Raphaël est immédiatement intrigué par elle, perdant de fait sa libido pour la postière. Pourtant, tout sur le papier semble les opposer : lui, l’homme du concret, du manuel, et elle, qui tire vers l’abstraction et fait de sa vie une œuvre d’Art. Au fil des séquences cependant, une étrange relation s’installera entre les deux personnages. Garance voit dans le corps de Raphaël quelque chose de puissant, qu’elle veut « débloquer » ; elle lui propose alors de le sculpter. De façon amusante, L’Homme d’argile reprend donc une partie du postulat de départ de La Belle Noiseuse (Jacques Rivette, 1991), en inversant les rôles de façon radicale (femme/homme, beauté/laideur). On retrouvera cela dit la même relation profonde d’amour/haine qui se noue entre l’artiste et sa muse, et on notera que leurs interactions sont dénuées de toute dynamique sexuelle, érotique ou même romantique au sens où on l’entend habituellement, même s’il devient clair au fil du récit que les sentiments de Raphaël pour l’artiste sont très forts.

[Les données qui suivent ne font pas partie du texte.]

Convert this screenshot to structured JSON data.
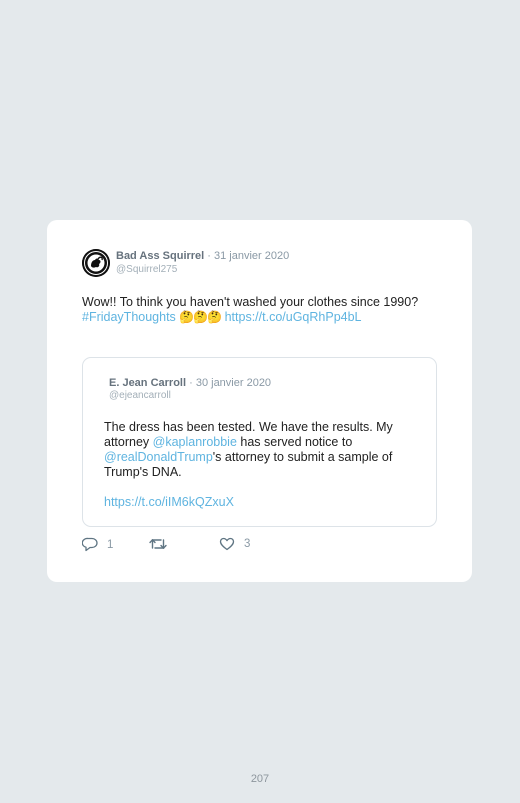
{
  "tweet": {
    "author_name": "Bad Ass Squirrel",
    "date": "· 31 janvier 2020",
    "handle": "@Squirrel275",
    "text_line": "Wow!! To think you haven't washed your clothes since 1990?",
    "hashtag": "#FridayThoughts",
    "emojis": "🤔🤔🤔",
    "link": "https://t.co/uGqRhPp4bL"
  },
  "quoted_tweet": {
    "author_name": "E. Jean Carroll",
    "date": "· 30 janvier 2020",
    "handle": "@ejeancarroll",
    "text_part1": "The dress has been tested. We have the results. My attorney ",
    "mention1": "@kaplanrobbie",
    "text_part2": " has served notice to ",
    "mention2": "@realDonaldTrump",
    "text_part3": "'s attorney to submit a sample of Trump's DNA.",
    "link": "https://t.co/iIM6kQZxuX"
  },
  "actions": {
    "reply_icon": "reply-icon",
    "reply_count": "1",
    "retweet_icon": "retweet-icon",
    "like_icon": "heart-icon",
    "like_count": "3"
  },
  "page_number": "207"
}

Pour autant, au fur et à mesure du récit, Anaïs Tellenne développe une atmosphère lente mais empreinte de tendresse et en tant que spectateur, on a vraiment le sentiment assez émouvant que ce qui émeut finalement Raphaël dans la relation qui le lie à Garance, c’est que personne ne l’a jamais regardé de cette façon avant elle. Et si au début, la sculpture affiche les bords abîmés et la tête étrange d’un Golem, au fil du temps, elle devient de plus en plus belle, capturant l’essence du personnage, et invitant à toujours porter son regard au-delà des apparences. Néanmoins, L’Homme d’argile parvient à éviter la niaiserie et les bons sentiments grâce au soin apporté à la psychologie des personnages, et notamment à celle de l’insaisissable Garance. Ainsi, le récit imaginé et mis en images par Anaïs Tellenne laisse dans le flou la véritable nature de l’intérêt qu’elle porte à Raphaël : s’agit-il d’un véritable amour pour le gardien ou l’utilise-t-elle simplement dans le but de se voir acclamée par ses pairs et par la critique ? Sortez les copies, vous avez deux heures.

Le DVD

[4/5]

Après une courte carrière en salles ayant attiré 38.000 curieux fin janvier, L’Homme d’argile arrive enfin en DVD et sous les couleurs de Blaq Out. Le DVD que nous propose aujourd’hui l’éditeur est en tous points excellent : le film est proposé au format 1.50 respecté, et la définition est exemplaire, sans le moindre problème de compression ou autre pétouille technique – un bel hommage rendu au travail du directeur photo Pierre W. Mazoyer, qui est parvenu à créer de beaux tableaux du manoir où prend place l’action. Côté son, la VF est naturellement proposée en Dolby Digital 5.1, et bénéficie d’un mixage dynamique et très immersif, particulièrement remarquable durant les séquences durant lesquelles s’exprime la mystérieuse musique du film signée Amaury Chabauty. Comme d’habitude, Blaq Out nous propose également de découvrir le film dans un mixage Dolby Digital 2.0, qui s’avérera probablement plus clair et cohérent si vous n’utilisez pas de système de spatialisation sonore.

Du côté de la section suppléments, l’éditeur nous propose tout d’abord un court-métrage d’Anaïs Tellenne et Zoran Boukherma, intitulé Le Mal bleu (16 minutes). Cet amusant petit film met en scène Sylvie Leclanche et Raphaël Thiéry dans la peau de Marie-Pierre et Jean-Louis, un couple de chasseurs de palombes. D’une jalousie maladive, Marie-Pierre mène la vie dure à son mari, jusqu’à ce que ce dernier l’enferme un matin dans la volière. Cet événement sera le déclencheur d’un retour de flamme inattendu… On continuera ensuite avec un sujet consacré une session d’enregistrement de la musique originale d’Amaury Chabauty par l’Orchestre Symphonique de Budapest (15 minutes), et on terminera par deux scènes inédites commentées par la réalisatrice Anaïs Tellenne (6 minutes), la première nous montrant une visite de Raphaël à sa mère à l’hôpital, et la deuxième revenant sur la tradition du « Mai », qui consiste pour un homme à aller couper du bois afin de le placer devant la porte de leur bien aimée. Les raisons pour lesquelles ont été écartées du montage final sont explicitées par la réalisatrice, et paraissent tout à fait judicieuses.